My synthesis of the past seven days of announcements and events in adtech:
Innovation is accelerating, pushing our industry headfirst into an AI-driven future. The technology path is starting to come into focus - but the future of marketing and media remains full of open questions.
Seven days ago, our portfolio company Scope3 unveiled what they’ve been building in LLM-based brand safety and media agents. Much has already been written (I recommend reading Brian O'Kelley’s blog Bokonads for a first-hand take), so I won’t add to the pile. I’ll just say this: the LLM genie is out of the bottle, and we’re only beginning to glimpse what’s possible in an agentic world.
Four days ago, our portfolio company Marketecture Media hosted its first-ever live event. It was amazing in every way. From my vantage point, two moments stood out - both involving Brett Wilson from SwiftVC.
First, Brett sat down with Taz Patel from Perplexity, who shared how one of the world’s most important LLMs is approaching advertising.
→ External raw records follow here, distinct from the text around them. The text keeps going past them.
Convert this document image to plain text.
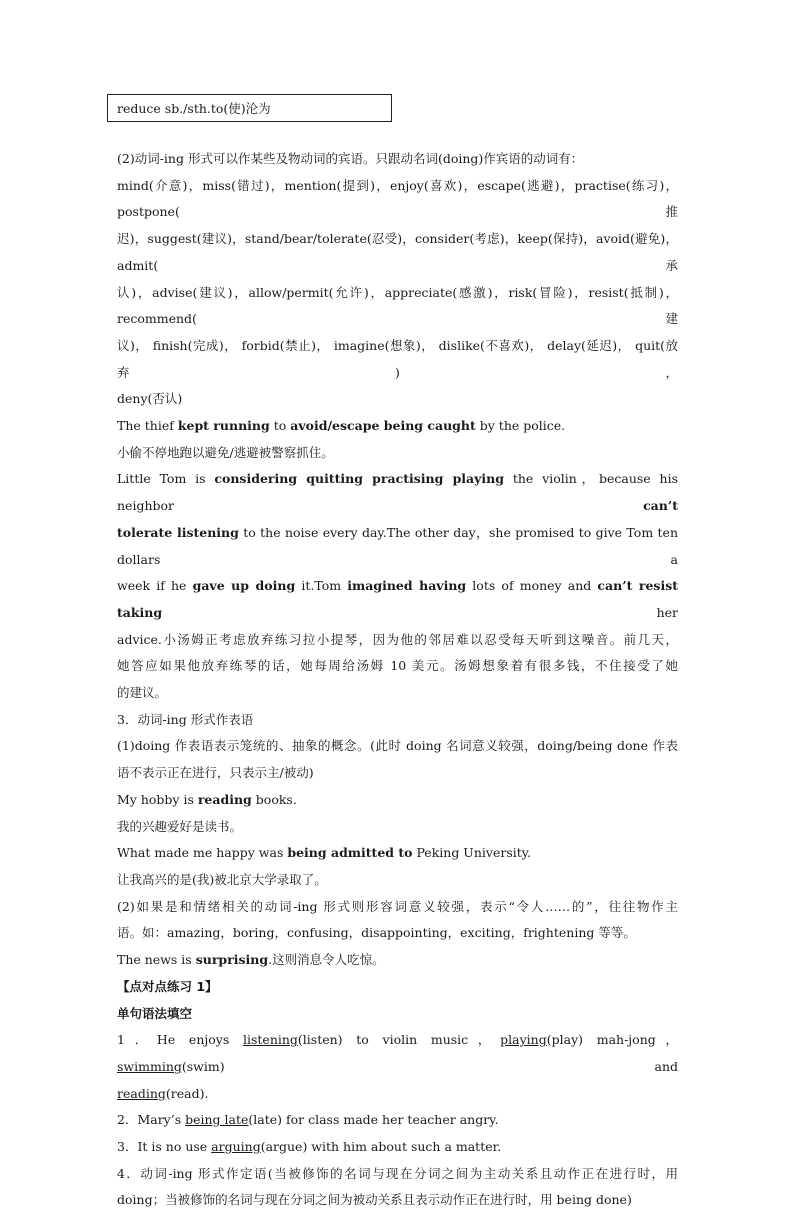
reduce sb./sth.to(使)沦为

(2)动词-ing 形式可以作某些及物动词的宾语。只跟动名词(doing)作宾语的动词有：

mind(介意)，miss(错过)，mention(提到)，enjoy(喜欢)，escape(逃避)，practise(练习)，postpone(推

迟)，suggest(建议)，stand/bear/tolerate(忍受)，consider(考虑)，keep(保持)，avoid(避免)，admit(承

认)，advise(建议)，allow/permit(允许)，appreciate(感激)，risk(冒险)，resist(抵制)，recommend(建

议)， finish(完成)， forbid(禁止)， imagine(想象)， dislike(不喜欢)， delay(延迟)， quit(放弃)，

deny(否认)

The thief kept running to avoid/escape being caught by the police.

小偷不停地跑以避免/逃避被警察抓住。

Little Tom is considering quitting practising playing the violin，because his neighbor can’t

tolerate listening to the noise every day.The other day，she promised to give Tom ten dollars a

week if he gave up doing it.Tom imagined having lots of money and can’t resist taking her

advice.小汤姆正考虑放弃练习拉小提琴，因为他的邻居难以忍受每天听到这噪音。前几天，

她答应如果他放弃练琴的话，她每周给汤姆 10 美元。汤姆想象着有很多钱，不住接受了她

的建议。

3．动词-ing 形式作表语

(1)doing 作表语表示笼统的、抽象的概念。(此时 doing 名词意义较强，doing/being done 作表

语不表示正在进行，只表示主/被动)

My hobby is reading books.

我的兴趣爱好是读书。

What made me happy was being admitted to Peking University.

让我高兴的是(我)被北京大学录取了。

(2)如果是和情绪相关的动词-ing 形式则形容词意义较强，表示“令人……的”，往往物作主

语。如：amazing，boring，confusing，disappointing，exciting，frightening 等等。

The news is surprising.这则消息令人吃惊。

【点对点练习 1】

单句语法填空

1．He enjoys listening(listen) to violin music，playing(play) mah-jong，swimming(swim) and

reading(read).

2．Mary’s being late(late) for class made her teacher angry.

3．It is no use arguing(argue) with him about such a matter.

4．动词-ing 形式作定语(当被修饰的名词与现在分词之间为主动关系且动作正在进行时，用

doing；当被修饰的名词与现在分词之间为被动关系且表示动作正在进行时，用 being done)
Some have criticized their measured rollout - just a dozen customers, CPM pricing - but in my view, that’s shortsighted. We’re in the early innings of the Post-Web Era. Everything right now is an experiment.
Next, Brett and I hosted a startup showcase featuring seven early-stage companies building AI-driven products - from custom algorithms and AI-edited video to LLM-powered creative and SEO for LLMs. It was yet more proof that the adtech infrastructure is being rebuilt in real time. These aren’t just prototypes - they’re products you can build, buy, and use today.
Finally (!) two days ago, I participated in the AdTech Economic Forum, hosted by Tom Triscari and Rob Beeler. It was a phenomenal event. Hopefully, videos will be posted soon - topics ranged from investing to M&A to macro dynamics - but one theme rang loud across sessions:
As consumer habits shift due to AI, the open web, as we know it, is about to change in ways we can’t yet fully grasp. But we know it will.
Here’s how I’m thinking about it all:
a) Adtech is undergoing its first infrastructure shift in 15 years, since the rise of programmatic. Now it’s about LLM-based capabilities and agents. The products are starting to arrive. The direction is clear.
Yes, it’s early. But the question isn’t if it’s happening - it’s how fast.
b) We’re at the very beginning of the Post-Web Era - and it will be more disruptive, more impactful, and more value-creating (and potentially value-destructive) than many anticipate.
Big questions loom:
What happens to publishers when answers live inside your LLM of choice?
What happens to brands when the purchase journey is reimagined?
What happens when people and agents start interacting?
There are far more questions than answers including who ends up the winner(s) on the other side of this platform shift. (My money’s on the innovators - but yes, I’m biased.)
One thing is clear: it’s going to be an incredible 1–3 years ahead in adtech.